Starting a graphical login was a little more difficult. dtlogin likes to run Xsun too, with arguments that XFree86 doesn't understand. Replacing the Xsun link with this script seemed to solve the problem:


ARGS=`echo $@ | sed -e "s|-nobanner||g"`

/usr/X11R6/bin/X $ARGS

After that, I could enable dtlogin:

sudo dtconfig -e

And after a reboot, it worked.

Well.. again... sort-of. For some reason, I couldn't exit a CDE session without hitting ctrl-alt-backspace.

Ahh, who knows? It wasn't worth figuring out. I didn't plan on running dtlogin anyway, so I disabled it:

sudo dtconfig -d


I had gcc working, but I needed a few other tools to be able to compile my software. Fortunately I didn't have any trouble building or installing cvs-1.11.23, gnu make-3.82, gnu tar-1.13, or vim-7.4 from source. It was as simple as configure, make and make install. I made symlinks from make to gmake and tar to gtar too, just for good measure.

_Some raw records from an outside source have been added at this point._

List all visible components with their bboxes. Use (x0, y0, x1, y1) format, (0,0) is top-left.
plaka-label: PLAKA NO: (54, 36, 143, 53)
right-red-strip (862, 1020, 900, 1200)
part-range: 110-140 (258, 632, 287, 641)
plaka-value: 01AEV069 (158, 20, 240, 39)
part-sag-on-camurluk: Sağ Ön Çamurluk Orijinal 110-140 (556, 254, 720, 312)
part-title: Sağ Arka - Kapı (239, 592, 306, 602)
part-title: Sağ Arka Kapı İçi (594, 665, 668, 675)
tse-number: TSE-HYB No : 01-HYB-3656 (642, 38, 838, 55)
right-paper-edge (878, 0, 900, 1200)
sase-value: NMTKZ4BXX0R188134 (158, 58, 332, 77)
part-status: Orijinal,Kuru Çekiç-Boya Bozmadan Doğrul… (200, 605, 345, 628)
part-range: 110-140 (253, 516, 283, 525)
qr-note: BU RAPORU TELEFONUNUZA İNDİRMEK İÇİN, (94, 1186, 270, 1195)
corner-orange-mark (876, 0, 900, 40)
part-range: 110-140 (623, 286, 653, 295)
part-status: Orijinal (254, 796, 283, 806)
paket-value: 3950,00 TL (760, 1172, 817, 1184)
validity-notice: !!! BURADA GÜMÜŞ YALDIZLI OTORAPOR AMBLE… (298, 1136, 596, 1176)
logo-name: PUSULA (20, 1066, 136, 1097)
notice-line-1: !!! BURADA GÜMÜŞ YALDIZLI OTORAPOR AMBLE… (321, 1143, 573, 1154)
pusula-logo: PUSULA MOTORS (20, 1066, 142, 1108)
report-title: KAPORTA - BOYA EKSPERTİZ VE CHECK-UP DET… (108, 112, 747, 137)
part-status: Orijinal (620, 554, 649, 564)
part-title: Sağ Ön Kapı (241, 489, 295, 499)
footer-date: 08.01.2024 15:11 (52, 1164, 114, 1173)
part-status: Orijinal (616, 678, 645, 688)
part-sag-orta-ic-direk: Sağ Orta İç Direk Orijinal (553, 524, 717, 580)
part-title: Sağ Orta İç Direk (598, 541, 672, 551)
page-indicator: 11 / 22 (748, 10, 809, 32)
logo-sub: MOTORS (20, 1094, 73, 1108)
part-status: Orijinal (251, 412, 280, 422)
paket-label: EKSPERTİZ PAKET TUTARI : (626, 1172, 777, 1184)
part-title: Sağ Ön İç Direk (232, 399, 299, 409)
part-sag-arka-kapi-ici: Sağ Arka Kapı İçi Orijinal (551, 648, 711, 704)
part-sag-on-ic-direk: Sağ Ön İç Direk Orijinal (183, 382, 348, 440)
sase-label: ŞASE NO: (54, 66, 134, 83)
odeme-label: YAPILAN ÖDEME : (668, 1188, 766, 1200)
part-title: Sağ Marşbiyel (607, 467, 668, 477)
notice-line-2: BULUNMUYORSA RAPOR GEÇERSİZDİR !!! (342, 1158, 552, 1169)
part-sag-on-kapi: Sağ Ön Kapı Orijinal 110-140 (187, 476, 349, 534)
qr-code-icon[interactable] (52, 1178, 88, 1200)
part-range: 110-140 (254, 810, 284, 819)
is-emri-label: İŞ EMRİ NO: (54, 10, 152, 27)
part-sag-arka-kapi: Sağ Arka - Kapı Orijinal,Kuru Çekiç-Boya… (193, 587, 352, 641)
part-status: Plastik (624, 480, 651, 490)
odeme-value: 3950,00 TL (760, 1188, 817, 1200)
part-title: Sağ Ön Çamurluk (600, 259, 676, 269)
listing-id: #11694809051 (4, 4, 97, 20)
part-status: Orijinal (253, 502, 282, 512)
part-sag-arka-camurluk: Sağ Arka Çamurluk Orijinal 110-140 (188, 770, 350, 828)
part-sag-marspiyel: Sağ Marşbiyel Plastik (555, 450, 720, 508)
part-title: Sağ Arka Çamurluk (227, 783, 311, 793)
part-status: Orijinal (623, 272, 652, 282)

I couldn't get modern-ish versions of postgresql, mysql, sqlite or even freetds to compile though. Actually, freetds compiled but the install script left files out. Who knows? I'll have to look into that later.

I had to disable openssl support because openssl only built static libraries, but other than that, Rudiments built cleanly. SQL Relay had trouble with Perl, and aside from not having any database API's to compile against, built fine.

Obligatory screen shot of being able to access Oracle:

solaris 7 x86 - 7. sqlrsh

I did have trouble with CVS hanging while accessing my local server for some reason, but it had no trouble with sourceforge. I'm not sure why. Man, I need to migrate to GIT or something though. Just typing "CVS" makes me feel old.


Or maybe I should call them "endearing features"...

  • You have to use the Delete key rather than Backspace on the console.
  • The default shell doesn't understand ~/ but does understand $HOME.
  • Filesystem performance is not so good, untarring and rm -rf'ing take a while.
  • Setting the domain in /etc/resolv.conf uses the domainname keyword rather than domain.
  • Still though, rpckeygen and sendmail don't know the domain name is, and there's no obvious reason why.
  • The command line ftp client is in text mode by default but REPORTS binary and corrupts files unless you explicitly set it to binary mode before downloading.

It turns out Solaris 8 has that same ftp problem. I kept downloading files and getting CRC errors gunzipping them. It took a while to figure out why.

The most significant quirk though is that VMware doesn't detect the Solaris 7 idle loop and it makes the host CPU run at 100%. Electricity isn't free. I wonder if there's anything that can be done about that. VMware detects "Solaris 7" during installation, and sets the Guest Operating System type to "Solaris 10". I tried switching it to 8, but doing that rendered the system unbootable. Worse, it appeared to corrupt something because after setting it back, the system was still unbootable! I ended up having to reinstall completely to get it to work again. There might be some solution there, but I'm kind-of scared to try again.

So, alas, I can't put my shiny new Solaris 7 system in my build farm.

Oh well, I guess you can't win 'em all.